Facebook statuses prompts, “what’s on your mind?” is like greeting someone with, “how are you?”
No one really listens or really wants to know how you’re doing.
Instead, like asking “how are you?” and getting the routine “good!” “well!” “I’m great!” Facebook statuses are a running wall of finding out who FINALLY! got! RAIN! and who had THE most AMAZING! lunch! EVERRR! complete with instagram softenings to dramatize the chicken pesto sandwich on ciabatta.
There’s nothing wrong with it. Even though I’m mostly interested in following activists and their work on Facebook, keeping abreast of friends’ and families’ cycles of new life and deaths, jobs and lovers, travels and insights is a nice sidebar to the whole Facebook experience. But, lately, I’ve limited my time on Facebook and social media in general. Not because I don’t have anything to say – quite the opposite – I’m just becoming increasingly curious if anyone genuinely wants to know what’s on my mind.
What’s on my mind? Do I really want to share? More importantly, do 672 “friends” really care to know what I think? I think about 1/6 of them do. The others probably just really, really like watching Isaiah grow in photos. Or are just too afraid to unfriend me.
The photo I’ve attached to this post is how I’m feeling about the world these days. I photographed it several months ago. I entitled it, “Inside Every Home.”
I photographed it against the common background of a residential street, with an ordinary window pane as the frame, with that shiny golden latch next to the glass to show the view we all take from the inside of our houses.

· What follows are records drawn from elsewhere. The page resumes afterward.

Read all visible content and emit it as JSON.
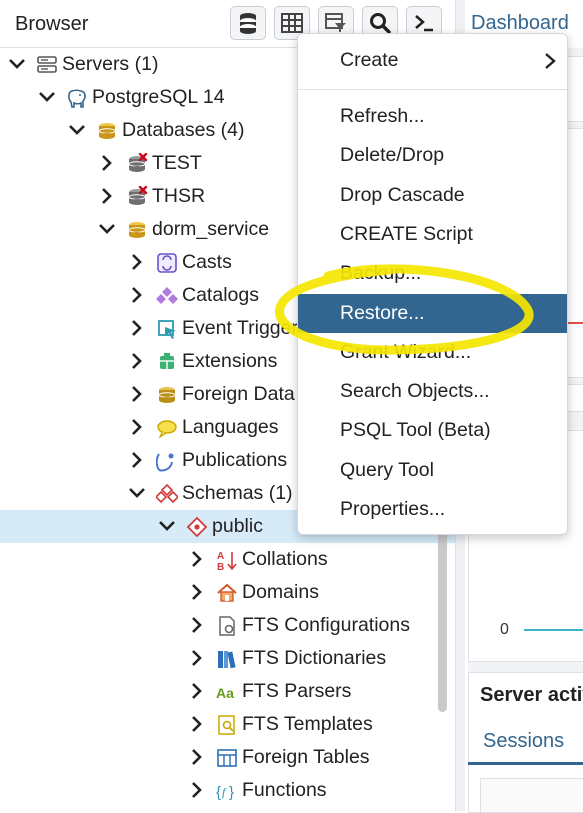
{
  "browser": {
    "title": "Browser",
    "toolbar": [
      {
        "name": "object-explorer-button",
        "icon": "database-stack-icon"
      },
      {
        "name": "table-view-button",
        "icon": "table-grid-icon"
      },
      {
        "name": "filtered-rows-button",
        "icon": "table-filter-icon"
      },
      {
        "name": "search-objects-button",
        "icon": "search-icon"
      },
      {
        "name": "psql-tool-button",
        "icon": "terminal-icon"
      }
    ],
    "tree": [
      {
        "label": "Servers (1)",
        "icon": "servers-icon",
        "expanded": true
      },
      {
        "label": "PostgreSQL 14",
        "icon": "postgresql-elephant-icon",
        "expanded": true
      },
      {
        "label": "Databases (4)",
        "icon": "databases-icon",
        "expanded": true
      },
      {
        "label": "TEST",
        "icon": "database-disconnected-icon",
        "expanded": false
      },
      {
        "label": "THSR",
        "icon": "database-disconnected-icon",
        "expanded": false
      },
      {
        "label": "dorm_service",
        "icon": "database-icon",
        "expanded": true
      },
      {
        "label": "Casts",
        "icon": "casts-icon",
        "expanded": false
      },
      {
        "label": "Catalogs",
        "icon": "catalogs-icon",
        "expanded": false
      },
      {
        "label": "Event Trigger",
        "icon": "event-trigger-icon",
        "expanded": false
      },
      {
        "label": "Extensions",
        "icon": "extensions-icon",
        "expanded": false
      },
      {
        "label": "Foreign Data",
        "icon": "foreign-data-icon",
        "expanded": false
      },
      {
        "label": "Languages",
        "icon": "languages-icon",
        "expanded": false
      },
      {
        "label": "Publications",
        "icon": "publications-icon",
        "expanded": false
      },
      {
        "label": "Schemas (1)",
        "icon": "schemas-icon",
        "expanded": true
      },
      {
        "label": "public",
        "icon": "schema-icon",
        "expanded": true,
        "selected": true
      },
      {
        "label": "Collations",
        "icon": "collations-icon",
        "expanded": false
      },
      {
        "label": "Domains",
        "icon": "domains-icon",
        "expanded": false
      },
      {
        "label": "FTS Configurations",
        "icon": "fts-configurations-icon",
        "expanded": false
      },
      {
        "label": "FTS Dictionaries",
        "icon": "fts-dictionaries-icon",
        "expanded": false
      },
      {
        "label": "FTS Parsers",
        "icon": "fts-parsers-icon",
        "expanded": false
      },
      {
        "label": "FTS Templates",
        "icon": "fts-templates-icon",
        "expanded": false
      },
      {
        "label": "Foreign Tables",
        "icon": "foreign-tables-icon",
        "expanded": false
      },
      {
        "label": "Functions",
        "icon": "functions-icon",
        "expanded": false
      }
    ]
  },
  "dashboard": {
    "tab_label": "Dashboard",
    "graph_zero": "0",
    "server_activity_title": "Server activ",
    "sessions_tab": "Sessions"
  },
  "context_menu": {
    "create_label": "Create",
    "items": [
      {
        "label": "Refresh...",
        "active": false
      },
      {
        "label": "Delete/Drop",
        "active": false
      },
      {
        "label": "Drop Cascade",
        "active": false
      },
      {
        "label": "CREATE Script",
        "active": false
      },
      {
        "label": "Backup...",
        "active": false
      },
      {
        "label": "Restore...",
        "active": true
      },
      {
        "label": "Grant Wizard...",
        "active": false
      },
      {
        "label": "Search Objects...",
        "active": false
      },
      {
        "label": "PSQL Tool (Beta)",
        "active": false
      },
      {
        "label": "Query Tool",
        "active": false
      },
      {
        "label": "Properties...",
        "active": false
      }
    ]
  },
  "colors": {
    "accent": "#326690",
    "selected_row": "#d6eaf8",
    "highlight_marker": "#f5e600"
  }
}
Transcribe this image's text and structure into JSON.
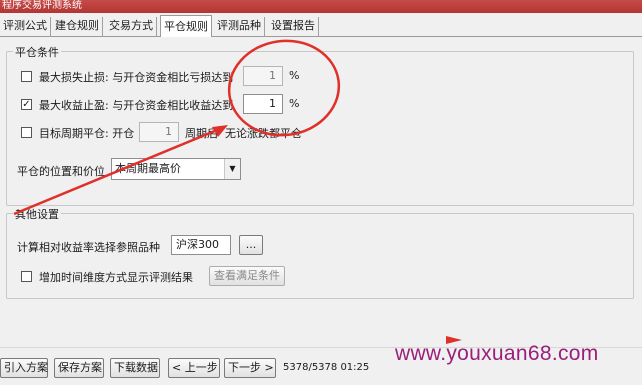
{
  "window": {
    "title": "程序交易评测系统"
  },
  "tabs": [
    {
      "label": "评测公式"
    },
    {
      "label": "建仓规则"
    },
    {
      "label": "交易方式"
    },
    {
      "label": "平仓规则"
    },
    {
      "label": "评测品种"
    },
    {
      "label": "设置报告"
    }
  ],
  "active_tab": "平仓规则",
  "close_conditions": {
    "legend": "平仓条件",
    "stop_loss": {
      "checked": false,
      "label": "最大损失止损: 与开仓资金相比亏损达到",
      "value": "1",
      "unit": "%"
    },
    "take_profit": {
      "checked": true,
      "label": "最大收益止盈: 与开仓资金相比收益达到",
      "value": "1",
      "unit": "%"
    },
    "target_period": {
      "checked": false,
      "label_before": "目标周期平仓: 开仓",
      "value": "1",
      "label_after": "周期后",
      "note": "无论涨跌都平仓"
    },
    "position_price": {
      "label": "平仓的位置和价位",
      "value": "本周期最高价"
    }
  },
  "other_settings": {
    "legend": "其他设置",
    "benchmark": {
      "label": "计算相对收益率选择参照品种",
      "value": "沪深300",
      "browse": "..."
    },
    "time_dimension": {
      "checked": false,
      "label": "增加时间维度方式显示评测结果",
      "button": "查看满足条件"
    }
  },
  "bottom_bar": {
    "buttons": [
      "引入方案",
      "保存方案",
      "下载数据",
      "< 上一步",
      "下一步 >"
    ],
    "status": "5378/5378 01:25"
  },
  "watermark": "www.youxuan68.com",
  "colors": {
    "annotation": "#e0302a",
    "watermark": "#9b1f7a",
    "titlebar": "#b23532"
  }
}
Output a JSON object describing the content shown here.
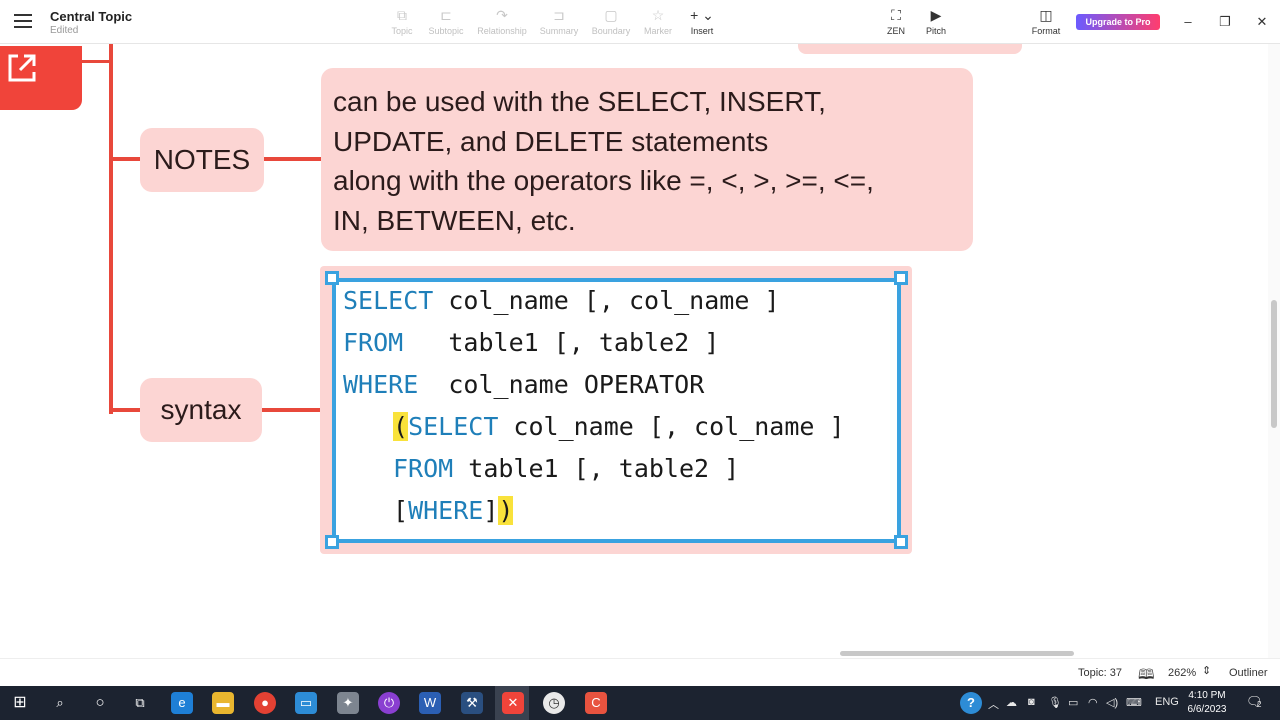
{
  "header": {
    "title": "Central Topic",
    "status": "Edited",
    "tools": [
      {
        "label": "Topic",
        "icon": "topic-icon"
      },
      {
        "label": "Subtopic",
        "icon": "subtopic-icon"
      },
      {
        "label": "Relationship",
        "icon": "relationship-icon"
      },
      {
        "label": "Summary",
        "icon": "summary-icon"
      },
      {
        "label": "Boundary",
        "icon": "boundary-icon"
      },
      {
        "label": "Marker",
        "icon": "star-icon"
      },
      {
        "label": "Insert",
        "icon": "plus-icon"
      }
    ],
    "zen_label": "ZEN",
    "pitch_label": "Pitch",
    "format_label": "Format",
    "upgrade_label": "Upgrade to Pro"
  },
  "mindmap": {
    "notes_label": "NOTES",
    "notes_lines": [
      "can be used with the SELECT, INSERT,",
      "UPDATE, and DELETE statements",
      "along with the operators like =, <, >, >=, <=,",
      "IN, BETWEEN, etc."
    ],
    "syntax_label": "syntax",
    "code": {
      "l1_kw": "SELECT",
      "l1_rest": " col_name [, col_name ]",
      "l2_kw": "FROM",
      "l2_rest": "   table1 [, table2 ]",
      "l3_kw": "WHERE",
      "l3_rest": "  col_name OPERATOR",
      "l4_open": "(",
      "l4_kw": "SELECT",
      "l4_rest": " col_name [, col_name ]",
      "l5_kw": "FROM",
      "l5_rest": " table1 [, table2 ]",
      "l6_open": "[",
      "l6_kw": "WHERE",
      "l6_close": "]",
      "l6_paren": ")"
    }
  },
  "statusbar": {
    "topic_count": "Topic: 37",
    "zoom": "262%",
    "outliner_label": "Outliner"
  },
  "taskbar": {
    "lang": "ENG",
    "time": "4:10 PM",
    "date": "6/6/2023",
    "notification_count": "2"
  },
  "colors": {
    "branch": "#e8483b",
    "node_fill": "#fcd5d3",
    "selection": "#3aa2e0",
    "keyword": "#1f7fb9",
    "highlight": "#f9e23b"
  }
}
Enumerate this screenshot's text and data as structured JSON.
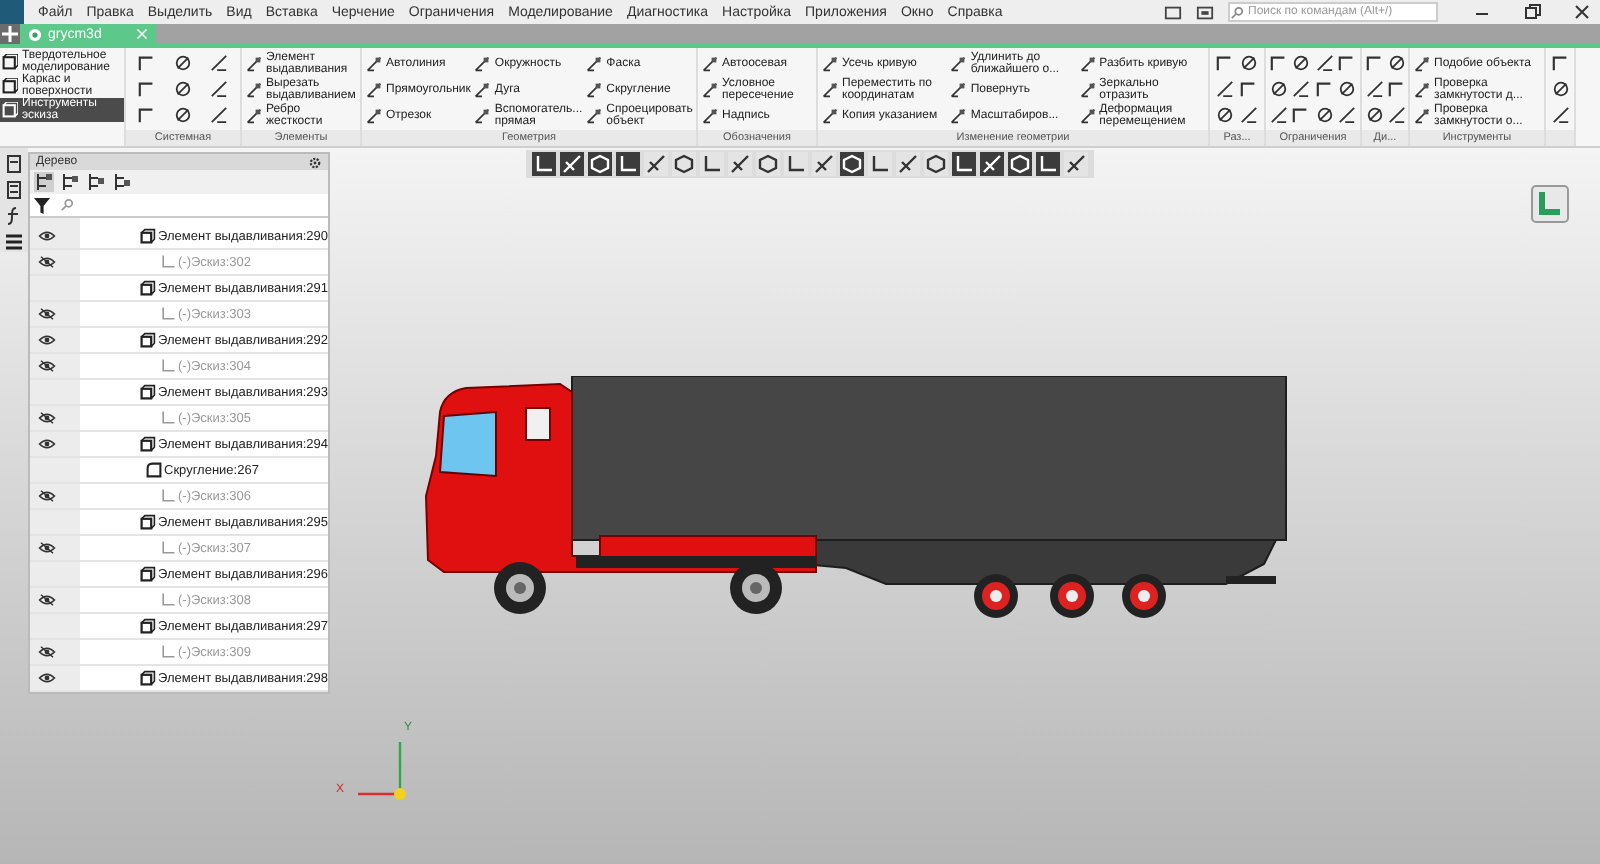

We can see the tidy and seemingly perfect houses, handsomely dotted with green lawns and nice car parked out front. We can see this, but we must also see the brokenness inside each home. Inside our homes, inside all of our hearts. The sophisticated, delicate, fragile glass goblets we hold together, even when it’s clearly in shards. The last drops of fine red wine still stain the bottom and rims, like dried blood in an old war. Evidence that we once drank from this goblet, evidence that we once were alive, useful, gay. But today, for now, we heed to a broken or dying spirit inside.
Perhaps its madness, or depression. Maybe it’s a partner who left us, a spouse who cheated on us, a child who lied to us, a boss who dismissed our work, a careless utterance that destroyed a trust, a dream that refuses to be born into a reality, a job that eludes us, a house that falls apart, a tragedy that cannot be lifted, a marriage that cannot be fixed, spiritual soot that cannot be cleansed.
Something inside us all is broken.
But we don’t write about those things. We don’t write about the broken world because we don’t want the others who are looking out their window to see that we have a broken goblet, too.
So we write about the weather, cancelled television shows, recipes for lemon cupcakes, and partial lies about who we truly are. When we fail to offer even a glimpse of our truest selves to our “friends,” to our so-called communities, we become soft liars of our very own existence.
I am and never will be a liar to my own life.
This is who I am today. Broken, struggling. Moody. Still loving. I cooked cauliflower soup and danced with Isaiah at the pool. We shared a small tupperware sweet-treat bowl blend of pretzels, m&ms, and marshmallows. I wore a sundress without a bra and felt daring. I am eager to get to the library to pick up a new book, “Crazy Brave” which I’ve been dying to read for several weeks. Just a few moments ago, I laid my head on Nick’s chest and asked him if he wanted to play cards. He replied, “I don’t especially want to, but I will so I can be with you.”
But I carry that broken goblet inside me today. I show it to you so you know I did all that I just wrote, but so you also know that I am more than that. My life is more complex than that. My home is filled with much more than that.
How are you today?
I am choking back tears sitting here at my desk. I really hear you in this post. It really cut to the core of me and all these problematic emotions I’m having lately logged into facebook: everyone is perfect. Everyone gets to be happy except me. Everything goes right for everyone else. Everyone is loved and smiling and wearing great clothes and they’re all so confident. But you’re right, they have broken goblets in their homes, too. Facebook is this convenient, terrifying platform for everyone to hide the goblets, or something. I have to take occassional haitus from it for this reason. I think I will hold onto this post for awhile like a soft blanket. Thank you for writing it.